La suite du programme n’en est pas moins réjouissante, le tempo s’accélère avec cette version éponyme de Feeling Good qui n’aurait pas déplu à Nina Simone qui connaissait la chanson et s’en empara dans son I put a spell on you. C’est en effet mérité que Feeling good donne son titre à l’album tant il a de quoi nous plaire réunissant dans un "mash up" réussi un soupçon de bossa, le thème mais aussi des citations de James Bond qui “matchent” particulièrement .
Impérial aux baguettes, stimulant sur les cymbales dans The night has thousand eyes, Alvin Queen entre dans la danse avec son solo (roulements secs sur la caisse claire) introduisant Firm Roots ; sans jamais forcer le ton, il sait utiliser toutes les nuances des peaux et des fûts, batteur “quintessential” qui commente, ponctue, rythme avec un drive d' une rare élégance, propice à induire des plages d’improvisation dont une écoute attentive révèle les subtilités.

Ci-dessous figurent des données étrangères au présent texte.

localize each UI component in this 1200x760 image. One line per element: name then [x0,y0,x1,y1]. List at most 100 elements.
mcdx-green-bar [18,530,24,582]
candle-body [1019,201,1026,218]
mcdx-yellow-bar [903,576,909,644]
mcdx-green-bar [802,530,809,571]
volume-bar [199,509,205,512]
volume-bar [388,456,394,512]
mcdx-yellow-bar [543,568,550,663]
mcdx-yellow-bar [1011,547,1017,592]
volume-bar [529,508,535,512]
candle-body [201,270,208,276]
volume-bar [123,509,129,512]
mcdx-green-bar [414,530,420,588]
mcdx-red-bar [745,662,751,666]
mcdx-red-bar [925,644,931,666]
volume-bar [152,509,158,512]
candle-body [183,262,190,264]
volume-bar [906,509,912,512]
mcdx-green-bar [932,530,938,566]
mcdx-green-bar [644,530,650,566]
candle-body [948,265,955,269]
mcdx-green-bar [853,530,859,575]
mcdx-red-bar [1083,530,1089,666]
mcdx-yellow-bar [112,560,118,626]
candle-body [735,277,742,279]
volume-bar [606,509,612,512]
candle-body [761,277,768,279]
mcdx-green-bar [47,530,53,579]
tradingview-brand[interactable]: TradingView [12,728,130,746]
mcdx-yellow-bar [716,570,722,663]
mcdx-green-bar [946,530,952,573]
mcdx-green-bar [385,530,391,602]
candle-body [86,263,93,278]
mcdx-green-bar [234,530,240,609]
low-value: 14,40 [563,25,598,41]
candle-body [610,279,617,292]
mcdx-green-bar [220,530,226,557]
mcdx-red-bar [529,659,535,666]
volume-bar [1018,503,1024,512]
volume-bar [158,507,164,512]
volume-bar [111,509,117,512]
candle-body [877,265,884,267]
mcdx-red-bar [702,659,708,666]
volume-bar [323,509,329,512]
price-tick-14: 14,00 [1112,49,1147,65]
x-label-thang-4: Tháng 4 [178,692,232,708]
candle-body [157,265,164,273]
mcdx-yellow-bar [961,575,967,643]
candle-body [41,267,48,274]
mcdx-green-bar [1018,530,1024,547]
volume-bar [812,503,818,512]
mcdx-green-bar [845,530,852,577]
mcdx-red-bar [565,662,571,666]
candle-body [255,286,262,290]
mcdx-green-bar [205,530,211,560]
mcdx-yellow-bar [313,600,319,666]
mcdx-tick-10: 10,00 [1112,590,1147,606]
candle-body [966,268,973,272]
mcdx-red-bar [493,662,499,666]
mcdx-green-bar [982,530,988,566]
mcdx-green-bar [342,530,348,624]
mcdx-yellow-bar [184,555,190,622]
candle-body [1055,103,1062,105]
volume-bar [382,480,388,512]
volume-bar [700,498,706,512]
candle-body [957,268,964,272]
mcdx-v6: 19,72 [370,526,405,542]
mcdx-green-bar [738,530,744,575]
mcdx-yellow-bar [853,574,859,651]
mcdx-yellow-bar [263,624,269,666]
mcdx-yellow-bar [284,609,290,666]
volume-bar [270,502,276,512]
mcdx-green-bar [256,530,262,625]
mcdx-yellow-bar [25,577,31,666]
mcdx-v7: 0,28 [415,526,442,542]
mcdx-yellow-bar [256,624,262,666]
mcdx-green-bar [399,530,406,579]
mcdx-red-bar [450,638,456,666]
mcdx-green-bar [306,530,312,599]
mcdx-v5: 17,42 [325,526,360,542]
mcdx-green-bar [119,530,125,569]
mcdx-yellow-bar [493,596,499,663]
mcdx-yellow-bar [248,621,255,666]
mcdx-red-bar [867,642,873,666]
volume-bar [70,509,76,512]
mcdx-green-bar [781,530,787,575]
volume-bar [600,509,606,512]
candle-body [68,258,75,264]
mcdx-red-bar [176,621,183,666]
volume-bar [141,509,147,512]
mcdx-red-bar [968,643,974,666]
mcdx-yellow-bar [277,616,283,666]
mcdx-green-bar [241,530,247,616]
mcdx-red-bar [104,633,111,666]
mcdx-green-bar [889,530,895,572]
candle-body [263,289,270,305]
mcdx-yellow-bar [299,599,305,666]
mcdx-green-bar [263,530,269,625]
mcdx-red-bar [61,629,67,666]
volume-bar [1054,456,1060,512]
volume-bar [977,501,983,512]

On prend plaisir à cette balade dans un paysage musical américain éternel où tout part et ramène aux chansons. En cette période tourmentée, il n’y a vraiment pas de mal à se faire du bien avec ce rappel bienvenu de Send in the clowns de Steven Sondheim ou le final Three Little Words léger et rebondissant comme Fred Astaire. Un trio qui enthousiasme par son aptitude à faire revivre loin de toute performance, avec intelligence et conviction, des musiques essentielles.